Pandora’s lunchbox: How school fees embody Zim’s currency system chaos
MARY Mlambo’s daughters were looking forward to the reopening of Zimbabwe’s schools second-term in early May 2023. Clad in their winter uniforms — trousers instead of the usual skirts or dresses — and bundled up in blazers, jerseys and scarves, the two girls resumed classes at their respective schools.
Having bought all required reading and writing materials, Mlambo, a government employee, was comfortable knowing the only thing she was owing was school fees.
Mlambo always paid fees for her children within a few days of schools reopening. On her first visit to the school, she was told the point-of-sale machine used for card payments was not working.
“I went home and came back the next day to be told there were network challenges with the banking system,” said Mlambo, who on her third visit encountered the same hurdles.
This time she was advised by a cashier at the office to change her Zimdollars to US dollars and make the payment, “as children whose school fees had not been paid would be sent back home.”
In June 2023, Zimbabwe’s annual inflation rate went up to 175,8% from May’s 86,5%. The inflation rate measures change in the consumer price index, which tracks the costs of a market basket of goods and services. Most Zimbabwean workers are paid in the local currency even though goods and services are largely charged in US dollars.
Some businesses accept local currency, but at black market rates. Fuel stations and small shops, for instance, take US dollars only and usually charge lower prices than supermarkets. Despite a government directive in 2021 to penalise companies charging for their services in US dollars, companies argue that they need the foreign currency to buy stock.
The second-term schools opening exposed the lack of confidence in the local currency with some schools refusing payment made in Zimdollars. Schools were allowed by government to charge fees in US dollars, with an option for parents to pay the Zimdollar equivalent. The insistence by some schools to have fees paid only in US dollars, however, resulted in children being sent back home as many parents could not afford it.
By the third term, the situation improved somewhat for Mlambo after she was allowed to pay half the fees in local currency and the other half in US dollars. But uncertainty still lingers for parents who must contend with unpredictable payment policies.

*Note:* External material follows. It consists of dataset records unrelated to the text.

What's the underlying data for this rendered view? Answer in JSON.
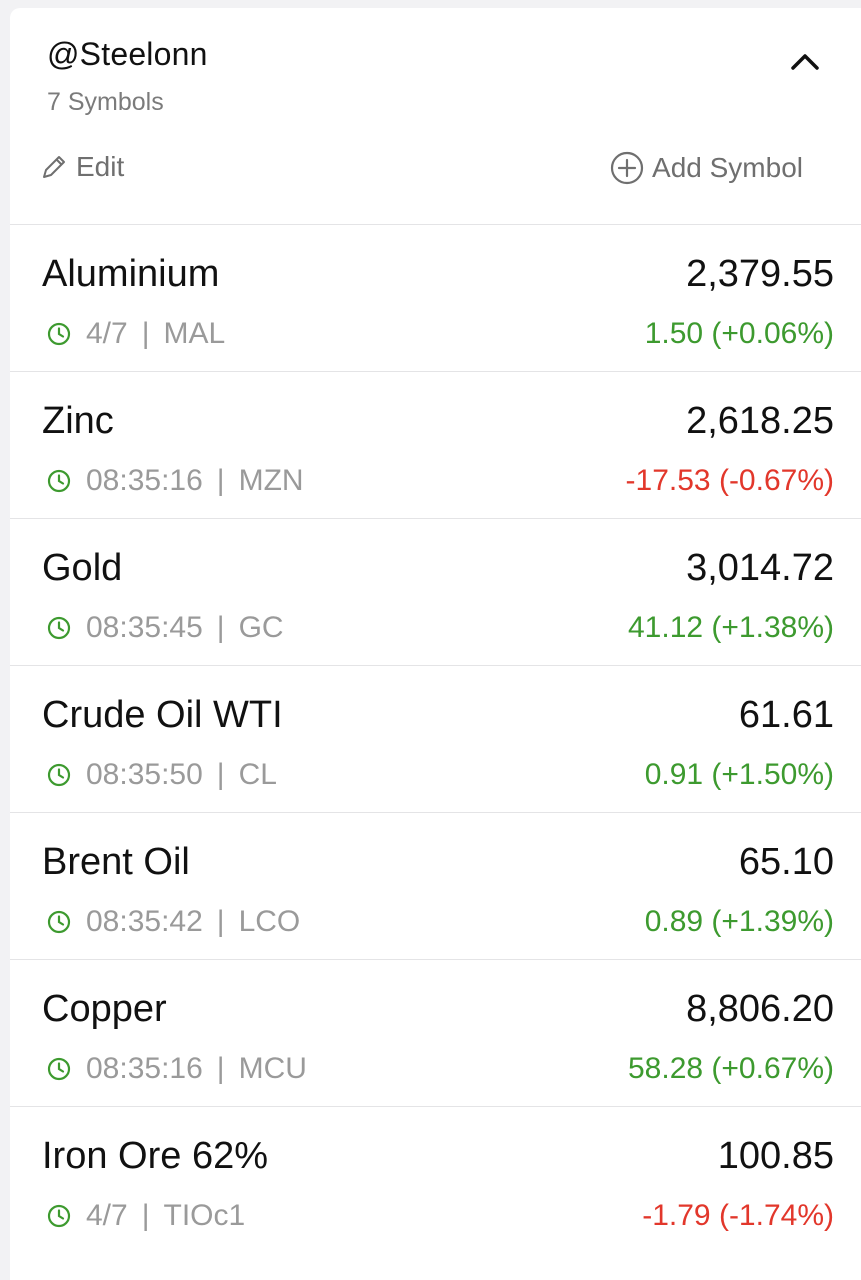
{
  "watchlist": {
    "owner": "@Steelonn",
    "count_label": "7 Symbols",
    "edit_label": "Edit",
    "add_label": "Add Symbol",
    "collapse_icon": "chevron-up-icon"
  },
  "colors": {
    "up": "#3d9a2f",
    "down": "#e2372b",
    "clock": "#3d9a2f"
  },
  "symbols": [
    {
      "name": "Aluminium",
      "price": "2,379.55",
      "time": "4/7",
      "code": "MAL",
      "change": "1.50",
      "change_pct": "(+0.06%)",
      "direction": "up"
    },
    {
      "name": "Zinc",
      "price": "2,618.25",
      "time": "08:35:16",
      "code": "MZN",
      "change": "-17.53",
      "change_pct": "(-0.67%)",
      "direction": "down"
    },
    {
      "name": "Gold",
      "price": "3,014.72",
      "time": "08:35:45",
      "code": "GC",
      "change": "41.12",
      "change_pct": "(+1.38%)",
      "direction": "up"
    },
    {
      "name": "Crude Oil WTI",
      "price": "61.61",
      "time": "08:35:50",
      "code": "CL",
      "change": "0.91",
      "change_pct": "(+1.50%)",
      "direction": "up"
    },
    {
      "name": "Brent Oil",
      "price": "65.10",
      "time": "08:35:42",
      "code": "LCO",
      "change": "0.89",
      "change_pct": "(+1.39%)",
      "direction": "up"
    },
    {
      "name": "Copper",
      "price": "8,806.20",
      "time": "08:35:16",
      "code": "MCU",
      "change": "58.28",
      "change_pct": "(+0.67%)",
      "direction": "up"
    },
    {
      "name": "Iron Ore 62%",
      "price": "100.85",
      "time": "4/7",
      "code": "TIOc1",
      "change": "-1.79",
      "change_pct": "(-1.74%)",
      "direction": "down"
    }
  ]
}
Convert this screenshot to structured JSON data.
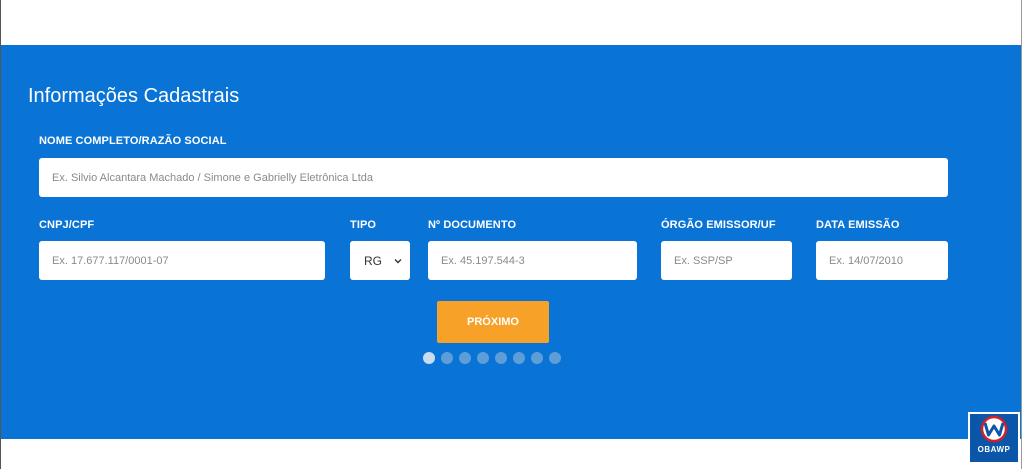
{
  "form": {
    "title": "Informações Cadastrais",
    "name": {
      "label": "NOME COMPLETO/RAZÃO SOCIAL",
      "placeholder": "Ex. Silvio Alcantara Machado / Simone e Gabrielly Eletrônica Ltda"
    },
    "cnpj": {
      "label": "CNPJ/CPF",
      "placeholder": "Ex. 17.677.117/0001-07"
    },
    "tipo": {
      "label": "TIPO",
      "selected": "RG"
    },
    "documento": {
      "label": "Nº DOCUMENTO",
      "placeholder": "Ex. 45.197.544-3"
    },
    "orgao": {
      "label": "ÓRGÃO EMISSOR/UF",
      "placeholder": "Ex. SSP/SP"
    },
    "data_emissao": {
      "label": "DATA EMISSÃO",
      "placeholder": "Ex. 14/07/2010"
    },
    "next_button": "PRÓXIMO"
  },
  "pagination": {
    "total_steps": 8,
    "current_step": 1
  },
  "logo": {
    "text": "OBAWP",
    "icon": "w-circle-logo-icon"
  },
  "colors": {
    "panel": "#0a74d6",
    "button": "#f7a128",
    "dot": "#5d9ed8",
    "dot_active": "#c9dcef"
  }
}
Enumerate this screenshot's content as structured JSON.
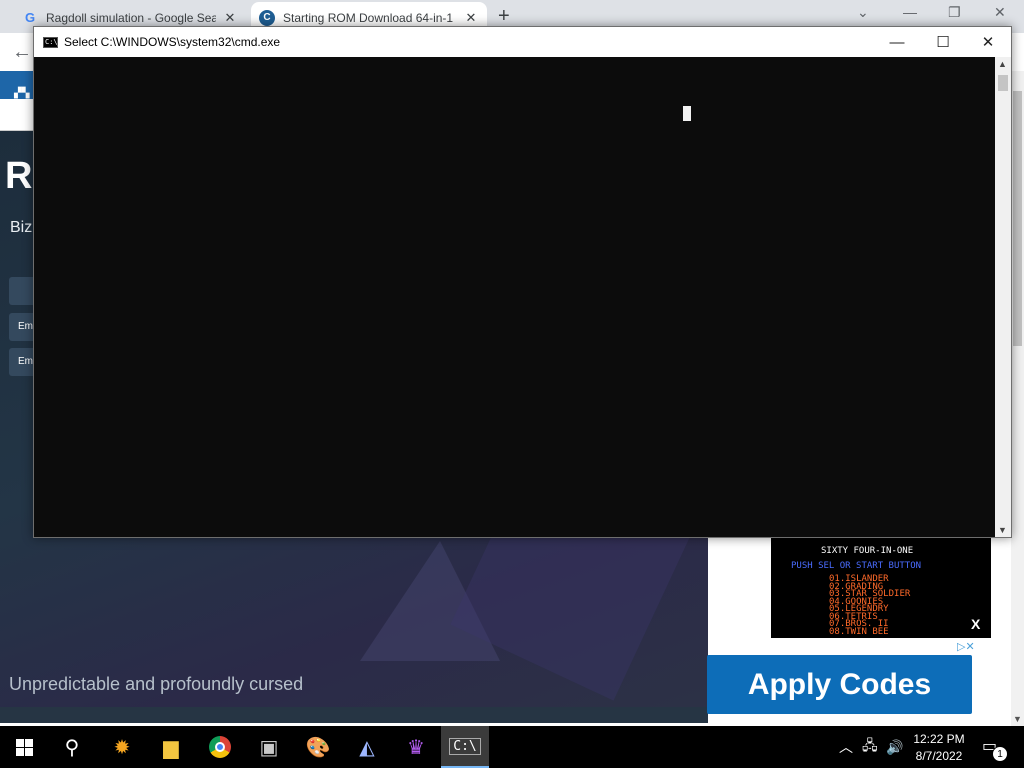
{
  "browser": {
    "tabs": [
      {
        "title": "Ragdoll simulation - Google Sea",
        "favicon": "google-g-icon"
      },
      {
        "title": "Starting ROM Download 64-in-1",
        "favicon": "site-c-icon"
      }
    ],
    "new_tab_glyph": "+",
    "window_controls": {
      "collapse": "⌄",
      "minimize": "—",
      "restore": "❐",
      "close": "✕"
    }
  },
  "page": {
    "hero_title": "Re",
    "hero_subtitle": "Bizl",
    "side_buttons": [
      "",
      "Em",
      "Em"
    ],
    "tagline": "Unpredictable and profoundly cursed",
    "ad": {
      "screenshot_title": "SIXTY FOUR-IN-ONE",
      "screenshot_prompt": "PUSH SEL OR START BUTTON",
      "games": [
        "01.ISLANDER",
        "02.GRADING",
        "03.STAR SOLDIER",
        "04.GOONIES",
        "05.LEGENDRY",
        "06.TETRIS",
        "07.BROS. II",
        "08.TWIN BEE"
      ],
      "close_glyph": "X",
      "ad_markers": "▷✕",
      "apply_label": "Apply Codes"
    }
  },
  "cmd": {
    "title": "Select C:\\WINDOWS\\system32\\cmd.exe",
    "icon_text": "C:\\_",
    "controls": {
      "minimize": "—",
      "maximize": "☐",
      "close": "✕"
    }
  },
  "taskbar": {
    "clock_time": "12:22 PM",
    "clock_date": "8/7/2022",
    "notification_count": "1",
    "tray": {
      "chevron": "︿",
      "network": "🖧",
      "volume": "🔊"
    }
  },
  "colors": {
    "cmd_background": "#0c0c0c",
    "hero_background": "#233546",
    "site_header": "#1e66a8",
    "apply_button": "#0d6db8",
    "taskbar": "#000000"
  }
}
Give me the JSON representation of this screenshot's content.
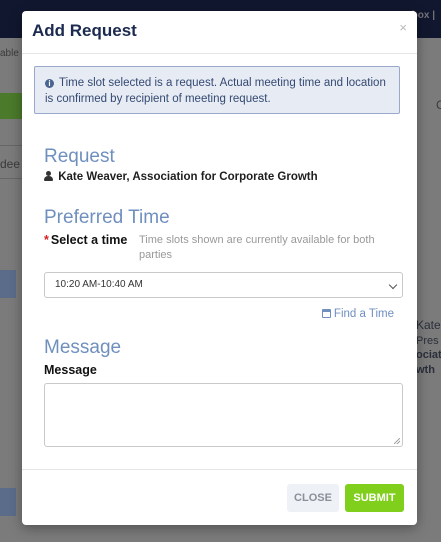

The matter was raised in Parliament last May, when lawmakers questioned Edgar Moyo, the then deputy minister in the Primary and Secondary Education ministry, on why schools were refusing fees paid in Zimdollars. In his response, Moyo said it was illegal and asked affected parents to contact relevant district school inspectors.
Zimbabwean currency evolution
Zimbabweans continue to feel the effects of the country’s weakening dollar, which drastically lost value against the US dollar in the first half of 2023.
From 1980, the official currency of the country was an earlier version of the Zimdollar that was used till its demonetisation in 2009 due to hyperinflation. Demonetisation is the process of officially removing the legal status of a currency unit. To try to end the ensuing multicurrency system — that relied on the US dollar and South African rand — and stabilise the economy, the government introduced the new Zimdollar in early 2019.
The new Zimdollar was the only official currency in the country up to March 2020 at the start of the coronavirus pandemic, after which foreign currencies were legalised again, with US dollar and Zimdollar being the main currencies in circulation.
With the weakening of the Zimdollar, the US dollar has become the preferred currency. To promote use of the local currency, a two-currency system was adopted in 2022. That April, the central bank introduced the “willing buyer, willing seller” foreign exchange market trading system to establish an official exchange rate. In late October 2023, the government extended the multicurrency tenure to 2030.
Situation for schoolchildren
Mlambo’s school fees were pegged at US$110 for her child in the second class of high school and US$35 for her fourth grader. “We usually pay the fees in the currency you have: US dollars or its Zimdollar equivalent at the official rate,” she said.